Let’s categorize hackers!

Let’s categorize hackers!

Traditionally, we acknowledge types of hackers based on the purpose of their job.

The well-known categories are black hat and white hat hackers. Black hat hackers are those who steal data for criminal purposes. This type of hacker is the one that media mentions as criminals. They violate computers, system, and network for their own personal gain, mostly for financial reasons. On the other side, there is the white hat hacker. White hat refers to hackers that use their expertise with the initial permission of the systems/network owner. These hackers are usually employed by organizations or companies who are eager to check their network security. Last but not least, there are always people in the gray area. These people are in the gray hat hacker category, where they compromise the security system without initial permission but at the end offer to fix these security holes.

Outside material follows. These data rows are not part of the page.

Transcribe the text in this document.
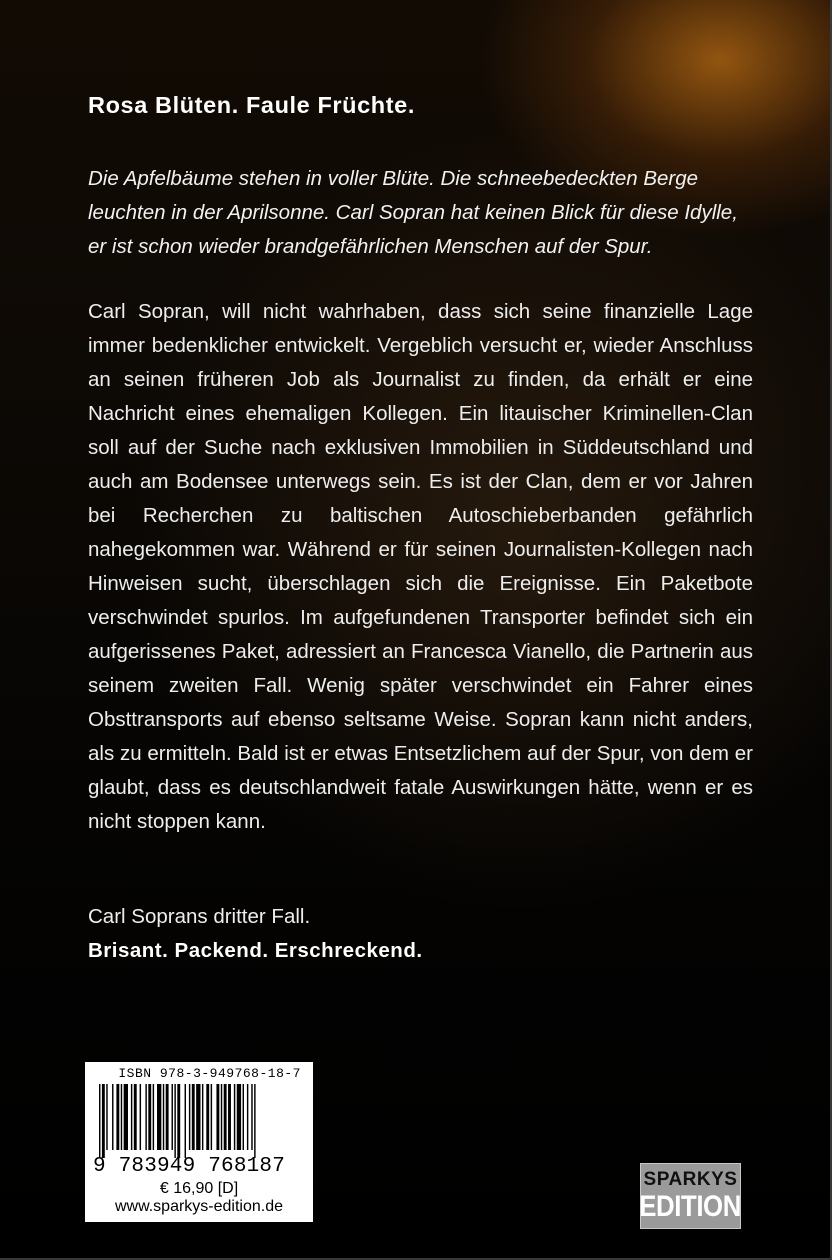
Rosa Blüten. Faule Früchte.

Die Apfelbäume stehen in voller Blüte. Die schneebedeckten Berge leuchten in der Aprilsonne. Carl Sopran hat keinen Blick für diese Idylle, er ist schon wieder brandgefährlichen Menschen auf der Spur.

Carl Sopran, will nicht wahrhaben, dass sich seine finanzielle Lage immer bedenklicher entwickelt. Vergeblich versucht er, wieder Anschluss an seinen früheren Job als Journalist zu finden, da erhält er eine Nachricht eines ehemaligen Kollegen. Ein litauischer Kriminellen-Clan soll auf der Suche nach exklusiven Immobilien in Süddeutschland und auch am Bodensee unterwegs sein. Es ist der Clan, dem er vor Jahren bei Recherchen zu baltischen Autoschieberbanden gefährlich nahegekommen war. Während er für seinen Journalisten-Kollegen nach Hinweisen sucht, überschlagen sich die Ereignisse. Ein Paketbote verschwindet spurlos. Im aufgefundenen Transporter befindet sich ein aufgerissenes Paket, adressiert an Francesca Vianello, die Partnerin aus seinem zweiten Fall. Wenig später verschwindet ein Fahrer eines Obsttransports auf ebenso seltsame Weise. Sopran kann nicht anders, als zu ermitteln. Bald ist er etwas Entsetzlichem auf der Spur, von dem er glaubt, dass es deutschlandweit fatale Auswirkungen hätte, wenn er es nicht stoppen kann.

Carl Soprans dritter Fall.

Brisant. Packend. Erschreckend.

ISBN 978-3-949768-18-7
9 783949 768187
€ 16,90 [D]
www.sparkys-edition.de
SPARKYS
EDITION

However, it is actually not as simple as black, white, or gray. In life, people have different purposes in things they do. It is important to look more details of why hackers do their job. Is it financial reason, popularity gain, or business purposes? Understanding the motivation of hackers will help to understand more how we can protect our systems.

Based on Roger Grimes, a security adviser for years, based on the action they take and background motivation, hackers are able to be grouped into seven categories:

The cyber criminals

This is might be the biggest group of hackers with the main purpose of stealing money. They use malware, manipulation techniques, fake programs, stealing technique in order to achieve financial gain.

Spammer and adware spreaders

We sometimes will not put these people as hackers. However, these hackers use illegal advertising method to promote others or their own products. This is very common on online industry. How often do you see an advertisement with slimming pills promotion?

Corporate spies

People who are paid in order to gain specific intellectual properties of other company belong to this category. This is usually a short-term action and will stop when they get what they need. With the presence of internet, these corporate spying activities can be done anywhere anytime.

APT – Advance Persistence Thread – agents

Unlike corporate spy, APT is more organized and usually well-funded. It has a long-term purpose of stealing certain intellectual properties from other companies. They go on-site and usually want to duplicate ideas and re-produce it.

Cyber warriors

The word warrior is used as this is an intruder group with an objective to disable opponent’s military capabilities. This group is usually for “war” between countries.


Many people acts based on their ideology and belief. This is what happened to hacktivist. They content based on their personal belief with the purpose of weaken their opponent.

Rogue hackers

These hackers do their action in order to prove their skills. Although they may have financial benefit from their action, the main purpose is to gain popularity and self-esteem. Unlike other groups, they do not really care about their opponents but their ego’s.

To understand the main purpose of hackers will determine general ideas on how they do their works. Different groups usually perform different actions. For example, APT agents will want to be involved in all sector of your organization, especially research and strategically things. On the other hand, corporate spies might try to approach your employee to gain important access.

To take sometimes to analyze why intruder want to be in our networks and/or organization allows us to make proper precautions.